Jonathan checks the maximum temperature of 33.5 degrees on 1st July at Oxford University's Radcliffe Meteorological Station

Jonathan checks the maximum temperature of 33.5 degrees on 1st July at Oxford University's Radcliffe Meteorological Station

A pupil from Shipston High School was on hand last week to help University meteorologists record Oxford's third hottest July day since 1880.

Jonathan, aged 15, was on work experience at the School of Geography and Environment. He visited the Radcliffe Meteorological Station at Green Templeton College with the University's weather recorders. They recorded Wednesday's (1st July) maximum temperature at 33.5 degrees.
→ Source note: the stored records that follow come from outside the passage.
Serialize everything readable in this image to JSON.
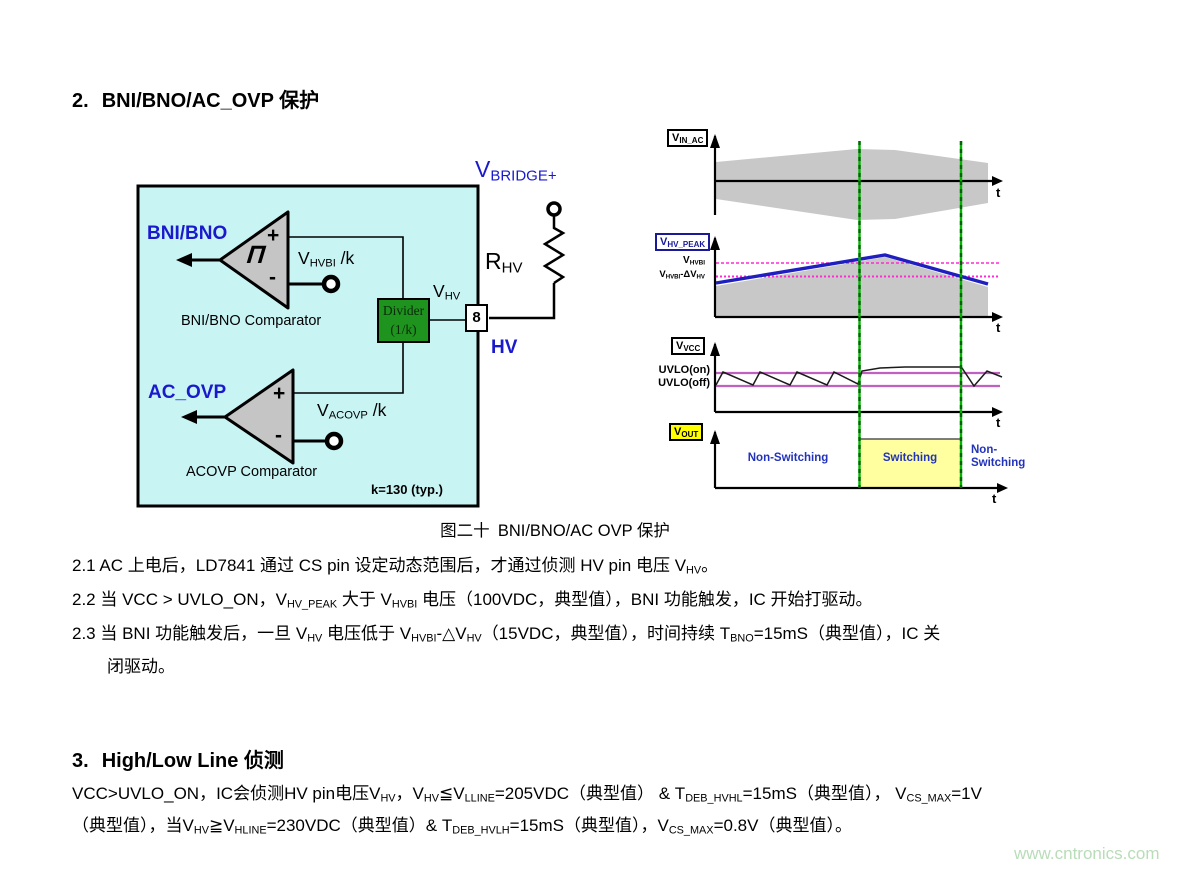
{
  "colors": {
    "accent_blue": "#1a1acc",
    "ic_body_cyan": "#c9f4f4",
    "comparator_gray": "#c5c5c5",
    "divider_green": "#1e941e",
    "signal_blue": "#1f1fbf",
    "threshold_magenta": "#ff2ad4",
    "uvlo_violet": "#c060c0",
    "marker_green": "#00a000",
    "envelope_gray": "#c8c8c8",
    "switching_yellow": "#ffffa0",
    "watermark_green": "#b9dcb9"
  },
  "section2": {
    "number": "2.",
    "title": "BNI/BNO/AC_OVP 保护"
  },
  "circuit": {
    "bni_bno_output": "BNI/BNO",
    "bni_comparator_caption": "BNI/BNO Comparator",
    "ac_ovp_output": "AC_OVP",
    "acovp_comparator_caption": "ACOVP Comparator",
    "plus": "+",
    "minus": "-",
    "hysteresis_glyph": "Π",
    "vhvbi_over_k": [
      {
        "t": "V"
      },
      {
        "s": "HVBI"
      },
      {
        "t": " /k"
      }
    ],
    "vacovp_over_k": [
      {
        "t": "V"
      },
      {
        "s": "ACOVP"
      },
      {
        "t": " /k"
      }
    ],
    "divider_line1": "Divider",
    "divider_line2": "(1/k)",
    "vhv": [
      {
        "t": "V"
      },
      {
        "s": "HV"
      }
    ],
    "pin_number": "8",
    "hv_pin_name": "HV",
    "rhv": [
      {
        "t": "R"
      },
      {
        "s": "HV"
      }
    ],
    "vbridge": [
      {
        "t": "V"
      },
      {
        "s": "BRIDGE+"
      }
    ],
    "k_note": "k=130 (typ.)"
  },
  "waveforms": {
    "w1_label": [
      {
        "t": "V"
      },
      {
        "s": "IN_AC"
      }
    ],
    "w2_label": [
      {
        "t": "V"
      },
      {
        "s": "HV_PEAK"
      }
    ],
    "w3_label": [
      {
        "t": "V"
      },
      {
        "s": "VCC"
      }
    ],
    "w4_label": [
      {
        "t": "V"
      },
      {
        "s": "OUT"
      }
    ],
    "vhvbi_threshold": [
      {
        "t": "V"
      },
      {
        "s": "HVBI"
      }
    ],
    "vhvbi_delta_threshold": [
      {
        "t": "V"
      },
      {
        "s": "HVBI"
      },
      {
        "t": "-ΔV"
      },
      {
        "s": "HV"
      }
    ],
    "uvlo_on": "UVLO(on)",
    "uvlo_off": "UVLO(off)",
    "t_axis": "t",
    "non_switching_left": "Non-Switching",
    "switching": "Switching",
    "non_switching_right": "Non-\nSwitching"
  },
  "figure_caption": "图二十 BNI/BNO/AC OVP 保护",
  "paragraphs": {
    "p21": [
      {
        "t": "2.1 AC 上电后，LD7841 通过 CS pin 设定动态范围后，才通过侦测 HV pin 电压 V"
      },
      {
        "s": "HV"
      },
      {
        "t": "。"
      }
    ],
    "p22": [
      {
        "t": "2.2 当 VCC > UVLO_ON，V"
      },
      {
        "s": "HV_PEAK"
      },
      {
        "t": " 大于 V"
      },
      {
        "s": "HVBI"
      },
      {
        "t": " 电压（100VDC，典型值），BNI 功能触发，IC 开始打驱动。"
      }
    ],
    "p23_line1": [
      {
        "t": "2.3 当 BNI 功能触发后，一旦 V"
      },
      {
        "s": "HV"
      },
      {
        "t": " 电压低于 V"
      },
      {
        "s": "HVBI"
      },
      {
        "t": "-△V"
      },
      {
        "s": "HV"
      },
      {
        "t": "（15VDC，典型值），时间持续 T"
      },
      {
        "s": "BNO"
      },
      {
        "t": "=15mS（典型值），IC 关"
      }
    ],
    "p23_line2": [
      {
        "t": "闭驱动。"
      }
    ],
    "p3_line1": [
      {
        "t": "VCC>UVLO_ON，IC会侦测HV pin电压V"
      },
      {
        "s": "HV"
      },
      {
        "t": "，V"
      },
      {
        "s": "HV"
      },
      {
        "t": "≦V"
      },
      {
        "s": "LLINE"
      },
      {
        "t": "=205VDC（典型值） & T"
      },
      {
        "s": "DEB_HVHL"
      },
      {
        "t": "=15mS（典型值）， V"
      },
      {
        "s": "CS_MAX"
      },
      {
        "t": "=1V"
      }
    ],
    "p3_line2": [
      {
        "t": "（典型值），当V"
      },
      {
        "s": "HV"
      },
      {
        "t": "≧V"
      },
      {
        "s": "HLINE"
      },
      {
        "t": "=230VDC（典型值）& T"
      },
      {
        "s": "DEB_HVLH"
      },
      {
        "t": "=15mS（典型值），V"
      },
      {
        "s": "CS_MAX"
      },
      {
        "t": "=0.8V（典型值）。"
      }
    ]
  },
  "section3": {
    "number": "3.",
    "title": "High/Low Line 侦测"
  },
  "watermark": "www.cntronics.com"
}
Jonathan, who is particularly interested in extreme weather events, said "Actually seeing the mercury line in the thermometer made it feel real".

Back at the School of Geography and Environment Jonathan searched through the original archives of weather recordings to discover that this year's 1st July temperature was beaten only twice since 1880: by 12th July, 1923 (33.9 degrees) and 19th July, 2006 (34.8 degrees).

In May this year the Radcliffe Station received an award from the UK Met Office in recognition of its 200th anniversary. The station holds the longest series of temperature and rainfall records for one site in Britain, with daily full records from 1815, and less frequent observations dating as far back as 1767.

The maximum temperature of 33.5 degrees on Wednesday 1st July was the 3rd highest for a July day since 1880 at Oxford University's Radcliffe Meteorological Station.

The maximum temperature of 33.5 degrees on Wednesday 1st July was the 3rd highest for a July day since 1880 at Oxford University's Radcliffe Meteorological Station.

Jonathan, who hopes to study Maths and Physics as well as Geography at A Level, had a varied week. Alongside recording weather measurements he also helped research the role of earthworms in the "big picture, total ecosystem" of Oxford's world famous Wytham Woods.